American Jews -- 79 percent of whom voted for Democrats in the 2018 midterm elections, according to exit polls -- appeared to be divided over which source of anti-Semitism posed the greater risk. On one side was the progressive left, which includes activists like Tamika Mallory of the Women’s March, who has refused to condemn Louis Farrakhan, the anti-Semitic Nation of Islam leader. On the other side was the ostensibly pro-Israel right, which at a time of rising anti-Semitism in Europe and around the world is home to anti-Semitic evangelical leaders like the Rev. John Hagee (Jews “have everything but spiritual life”) and white nationalists, one of whom committed perhaps the deadliest attack against Jews in American history, massacring 11 worshipers at the Tree of Life synagogue in Pittsburgh in October.
One particularly misleading paragraph was a potted pro-Palestinian history of the region regarding “the occupation of the West Bank and Gaza after Israel’s victory in the June 1967 war.” Watchdog group Camera dissected it: "It’s amazing that Thrall can jam so many material falsehoods and deceptions into just a single paragraph.”
Thrall lamented that “B.D.S. is not supported by a single Democratic senator or presidential candidate....” and that the accusation of anti-Semitism remained so toxic, and suggested an anti-black component.
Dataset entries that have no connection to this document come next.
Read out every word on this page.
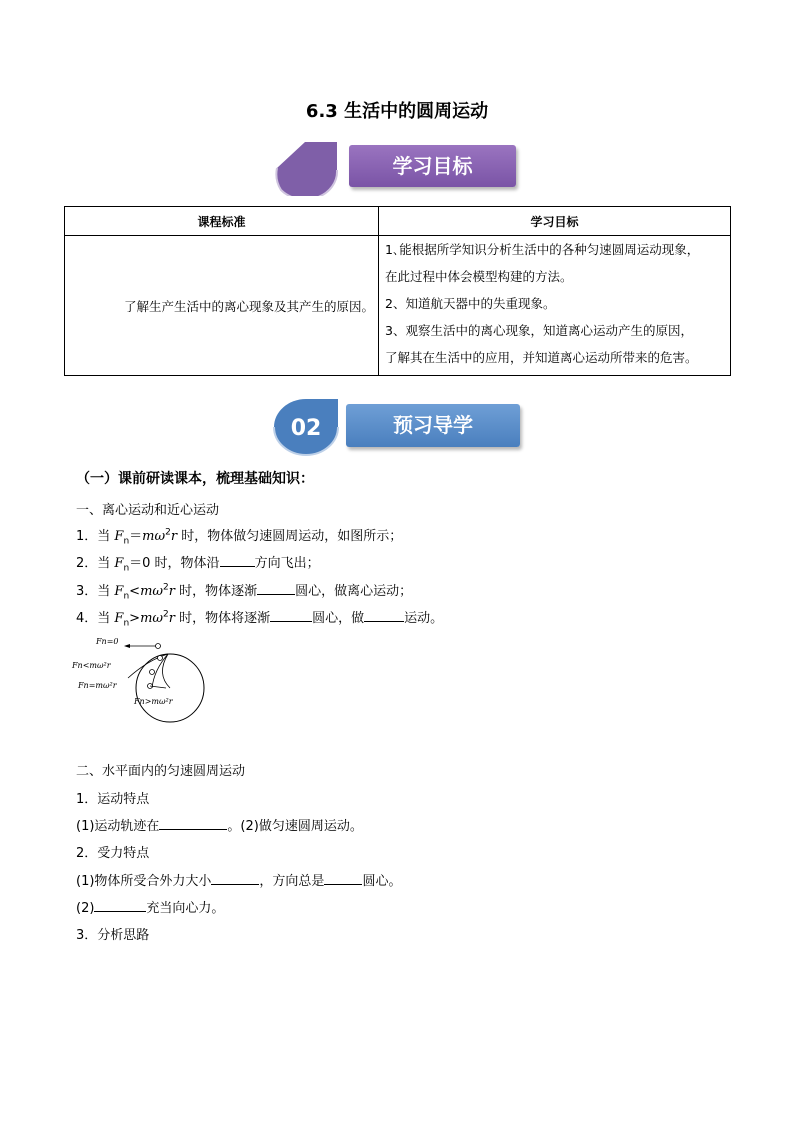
6.3 生活中的圆周运动
学习目标
课程标准	学习目标
了解生产生活中的离心现象及其产生的原因。	1､能根据所学知识分析生活中的各种匀速圆周运动现象，
在此过程中体会模型构建的方法。
2、知道航天器中的失重现象。
3、观察生活中的离心现象，知道离心运动产生的原因，
了解其在生活中的应用，并知道离心运动所带来的危害。
02	预习导学
（一）课前研读课本，梳理基础知识：
一、离心运动和近心运动
1．当 $F_n=m\omega^2r$ 时，物体做匀速圆周运动，如图所示；
2．当 $F_n=0$ 时，物体沿	方向飞出；
3．当 $F_n<m\omega^2r$ 时，物体逐渐	圆心，做离心运动；
4．当 $F_n>m\omega^2r$ 时，物体将逐渐	圆心，做	运动。
Fn=0
Fn<mω²r
Fn=mω²r
Fn>mω²r
二、水平面内的匀速圆周运动
1．运动特点
(1)运动轨迹在	。(2)做匀速圆周运动。
2．受力特点
(1)物体所受合外力大小	，方向总是	圆心。
(2)	充当向心力。
3．分析思路
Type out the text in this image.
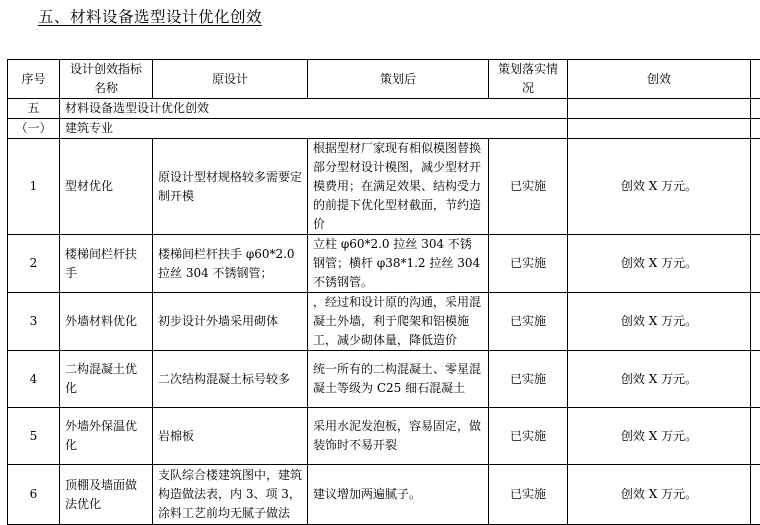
五、材料设备选型设计优化创效
序号	设计创效指标名称	原设计	策划后	策划落实情况	创效	
五	材料设备选型设计优化创效					
（一）	建筑专业					
1	型材优化	原设计型材规格较多需要定制开模	根据型材厂家现有相似模图替换部分型材设计模图，减少型材开模费用；在满足效果、结构受力的前提下优化型材截面，节约造价	已实施	创效 X 万元。	
2	楼梯间栏杆扶手	楼梯间栏杆扶手 φ60*2.0 拉丝 304 不锈钢管；	立柱 φ60*2.0 拉丝 304 不锈钢管；横杆 φ38*1.2 拉丝 304 不锈钢管。	已实施	创效 X 万元。	
3	外墙材料优化	初步设计外墙采用砌体	，经过和设计原的沟通，采用混凝土外墙，利于爬架和铝模施工，减少砌体量，降低造价	已实施	创效 X 万元。	
4	二构混凝土优化	二次结构混凝土标号较多	统一所有的二构混凝土、零星混凝土等级为 C25 细石混凝土	已实施	创效 X 万元。	
5	外墙外保温优化	岩棉板	采用水泥发泡板，容易固定，做装饰时不易开裂	已实施	创效 X 万元。	
6	顶棚及墙面做法优化	支队综合楼建筑图中，建筑构造做法表，内 3、项 3，涂料工艺前均无腻子做法	建议增加两遍腻子。	已实施	创效 X 万元。	
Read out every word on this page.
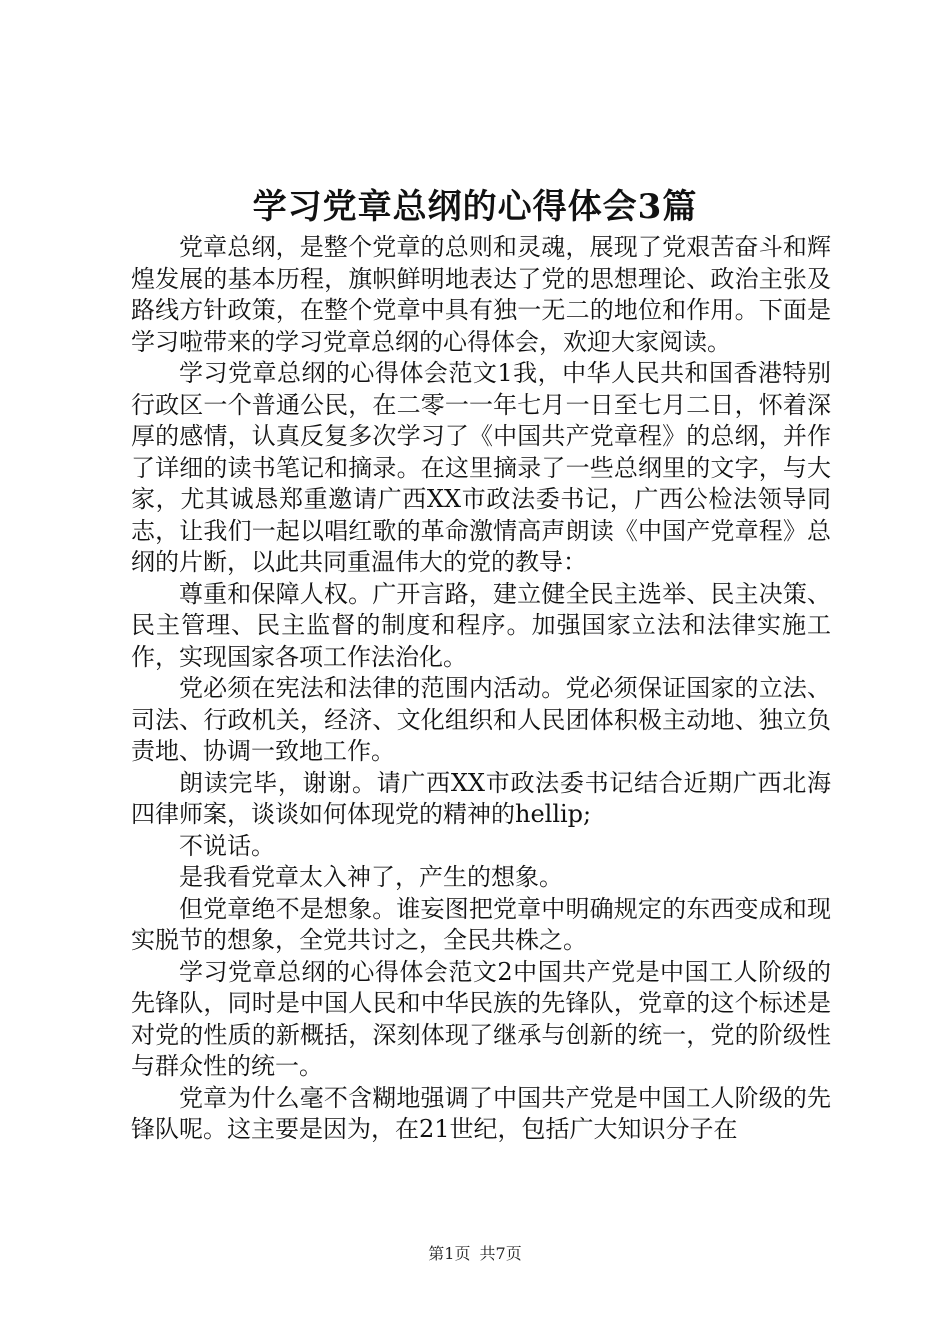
学习党章总纲的心得体会3篇

党章总纲，是整个党章的总则和灵魂，展现了党艰苦奋斗和辉煌发展的基本历程，旗帜鲜明地表达了党的思想理论、政治主张及路线方针政策，在整个党章中具有独一无二的地位和作用。下面是学习啦带来的学习党章总纲的心得体会，欢迎大家阅读。

学习党章总纲的心得体会范文1我，中华人民共和国香港特别行政区一个普通公民，在二零一一年七月一日至七月二日，怀着深厚的感情，认真反复多次学习了《中国共产党章程》的总纲，并作了详细的读书笔记和摘录。在这里摘录了一些总纲里的文字，与大家，尤其诚恳郑重邀请广西XX市政法委书记，广西公检法领导同志，让我们一起以唱红歌的革命激情高声朗读《中国产党章程》总纲的片断，以此共同重温伟大的党的教导：

尊重和保障人权。广开言路，建立健全民主选举、民主决策、民主管理、民主监督的制度和程序。加强国家立法和法律实施工作，实现国家各项工作法治化。

党必须在宪法和法律的范围内活动。党必须保证国家的立法、司法、行政机关，经济、文化组织和人民团体积极主动地、独立负责地、协调一致地工作。

朗读完毕，谢谢。请广西XX市政法委书记结合近期广西北海四律师案，谈谈如何体现党的精神的hellip;

不说话。

是我看党章太入神了，产生的想象。

但党章绝不是想象。谁妄图把党章中明确规定的东西变成和现实脱节的想象，全党共讨之，全民共株之。

学习党章总纲的心得体会范文2中国共产党是中国工人阶级的先锋队，同时是中国人民和中华民族的先锋队，党章的这个标述是对党的性质的新概括，深刻体现了继承与创新的统一，党的阶级性与群众性的统一。

党章为什么毫不含糊地强调了中国共产党是中国工人阶级的先锋队呢。这主要是因为，在21世纪，包括广大知识分子在

第1页 共7页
Few charges are as politically toxic as that of anti-Semitism, as the recent uproar over Omar’s comments shows....
Imagine the Times’ voicing the same concern over concerns of accusing Republicans of racism or Islamophobia.
This charge is frequently leveled at people of color. There is a long list of black politicians, from Keith Ellison to Hank Johnson, who have suffered political setbacks or worse after confrontations with pro-Israel groups. Some of them were objects of legitimate criticism, like Jesse Jackson, who used the slur “hymies” during his campaign for the Democratic presidential nomination in 1984. But others were attacked simply for supporting, or even having contact with, Palestinians....
He even managed to play the race card in favor of three new left-wing stars and their anti-Semitic controversies:
In the 2018 election, the Jewish Democratic Council of America officially rebuked only three Democratic candidates, all of them minorities.
Those would be the familiar names of Alexandria Ocasio-Cortez, Rashida Tlaib, and Ilhan Omar.
Washington Free Beacon reporter Adam Kredo wrote: “The author of this Sunday's New York Times magazine cover story about the campaign to boycott, divest, and sanction the state of Israel works for an organization whose major donor, Qatar, is also the largest state funder of the terrorist group Hamas. Other significant donors to the author's organization, the International Crisis Group, are leading supporters of the anti-Semitic boycott movement the author describes in his piece.”